1. La base de sécurité : Apprendre à s’apaiser
L’idée centrale est que le parent sert de “système de régulation externe” à l’enfant.
- Chez l’enfant “sécure” : Quand l’enfant vit une émotion forte (peur, colère, tristesse), le parent l’accueille, la nomme et l’apaise. L’enfant apprend que l’émotion est gérable. À l’âge adulte, il dispose d’une boîte à outils interne pour se calmer.
- Le rôle de l’alimentation : Dans ce cadre, la nourriture reste une source de plaisir et d’énergie, mais elle n’est pas la béquille principale pour gérer le stress.
2. Le court-circuit émotionnel : Quand l’apaisement manque
Pour beaucoup d’autres, les parents, malgré toute leur bonne volonté, n’ont pas toujours eu les outils nécessaires. Soit l’émotion a été ignorée, soit elle a été perçue comme un danger ou un poids.
- Le recours à la nourriture : Sans mode d’emploi pour gérer le “trop-plein” émotionnel, l’individu cherche une solution immédiate et efficace. La nourriture peut alors devenir un outil d’auto-régulation.
- Combler un vide : Si l’émotion est trop lourde à porter seul, la nourriture peut devenir un doudou, une anesthésie sensorielle.
- Reprendre le contrôle : Si l’environnement semblait imprévisible, contrôler son poids ou son assiette peut devenir le seul moyen de se sentir en sécurité.
3. Pourquoi l’approche thérapeutique est essentielle ?
Travailler uniquement sur “ce qu’il y a dans l’assiette” est souvent insuffisant, car cela ne traite pas la racine du problème : la fragilité de la sécurité intérieure.
Choisir la thérapie, c’est accepter de regarder le TCA non pas comme un ennemi, mais comme une stratégie d’adaptation qui a servi à nous protéger d’une souffrance ancienne.
L’objectif du travail thérapeutique :
- Identifier les émotions que l’on cherche à étouffer avec la nourriture.
- Réapprendre à s’apporter à soi-même la sécurité qui a pu manquer.
- Remplacer progressivement le comportement alimentaire par de nouveaux outils de régulation émotionnelle.
Note importante : Cet article propose une réflexion générale sur les mécanismes de l’attachement.

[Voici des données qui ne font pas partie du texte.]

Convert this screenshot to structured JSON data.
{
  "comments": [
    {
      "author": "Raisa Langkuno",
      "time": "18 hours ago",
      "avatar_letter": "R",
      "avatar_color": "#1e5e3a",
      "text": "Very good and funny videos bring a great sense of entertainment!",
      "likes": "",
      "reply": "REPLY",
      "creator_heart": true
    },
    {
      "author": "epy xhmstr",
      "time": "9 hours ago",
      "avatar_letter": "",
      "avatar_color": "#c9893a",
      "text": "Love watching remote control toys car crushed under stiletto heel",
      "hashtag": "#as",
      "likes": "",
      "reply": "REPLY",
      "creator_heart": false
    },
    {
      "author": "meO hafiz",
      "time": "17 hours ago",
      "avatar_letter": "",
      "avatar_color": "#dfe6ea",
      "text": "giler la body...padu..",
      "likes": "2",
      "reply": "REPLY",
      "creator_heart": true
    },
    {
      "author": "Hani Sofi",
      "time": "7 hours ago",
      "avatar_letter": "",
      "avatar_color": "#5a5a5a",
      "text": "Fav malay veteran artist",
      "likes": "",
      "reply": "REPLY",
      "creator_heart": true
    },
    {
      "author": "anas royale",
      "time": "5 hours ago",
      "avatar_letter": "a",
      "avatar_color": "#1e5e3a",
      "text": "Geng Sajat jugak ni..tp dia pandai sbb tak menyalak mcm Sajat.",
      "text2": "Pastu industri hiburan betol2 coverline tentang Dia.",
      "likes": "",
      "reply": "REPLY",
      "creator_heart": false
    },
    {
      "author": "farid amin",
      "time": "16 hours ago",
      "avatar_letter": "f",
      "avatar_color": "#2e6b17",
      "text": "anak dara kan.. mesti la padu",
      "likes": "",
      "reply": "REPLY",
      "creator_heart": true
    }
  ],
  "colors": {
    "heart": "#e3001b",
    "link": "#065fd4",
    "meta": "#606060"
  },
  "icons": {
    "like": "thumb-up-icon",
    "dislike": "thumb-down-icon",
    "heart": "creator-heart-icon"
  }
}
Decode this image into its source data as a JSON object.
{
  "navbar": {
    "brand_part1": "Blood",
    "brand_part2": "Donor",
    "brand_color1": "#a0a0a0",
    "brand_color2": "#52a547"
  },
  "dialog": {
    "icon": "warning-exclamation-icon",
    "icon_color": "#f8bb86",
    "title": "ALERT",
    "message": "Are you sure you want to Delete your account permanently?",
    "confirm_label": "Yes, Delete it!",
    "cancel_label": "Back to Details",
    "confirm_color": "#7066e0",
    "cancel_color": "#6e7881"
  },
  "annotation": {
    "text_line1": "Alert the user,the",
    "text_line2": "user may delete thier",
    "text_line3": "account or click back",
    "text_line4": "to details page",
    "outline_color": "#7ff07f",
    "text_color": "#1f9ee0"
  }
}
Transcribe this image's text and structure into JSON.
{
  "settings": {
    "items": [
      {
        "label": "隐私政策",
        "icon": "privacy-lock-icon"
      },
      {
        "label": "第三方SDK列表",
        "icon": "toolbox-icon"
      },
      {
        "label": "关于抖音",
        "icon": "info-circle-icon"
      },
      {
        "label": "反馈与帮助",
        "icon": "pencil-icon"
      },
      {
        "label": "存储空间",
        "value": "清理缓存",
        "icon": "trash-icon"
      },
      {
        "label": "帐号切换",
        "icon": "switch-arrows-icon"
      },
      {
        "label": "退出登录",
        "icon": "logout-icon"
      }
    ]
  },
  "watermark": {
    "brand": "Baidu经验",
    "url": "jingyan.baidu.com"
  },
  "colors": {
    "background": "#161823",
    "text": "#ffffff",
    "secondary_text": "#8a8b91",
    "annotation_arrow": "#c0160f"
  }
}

Chaque parcours est unique et la psychologie humaine est d’une grande complexité. Il ne s’agit pas ici d’établir un auto-diagnostic ou de faire des généralités absolues, mais d’ouvrir des pistes de compréhension. Si vous vous reconnaissez dans ces mécanismes, l’accompagnement par un professionnel reste la meilleure étape pour une prise en charge adaptée à votre histoire personnelle.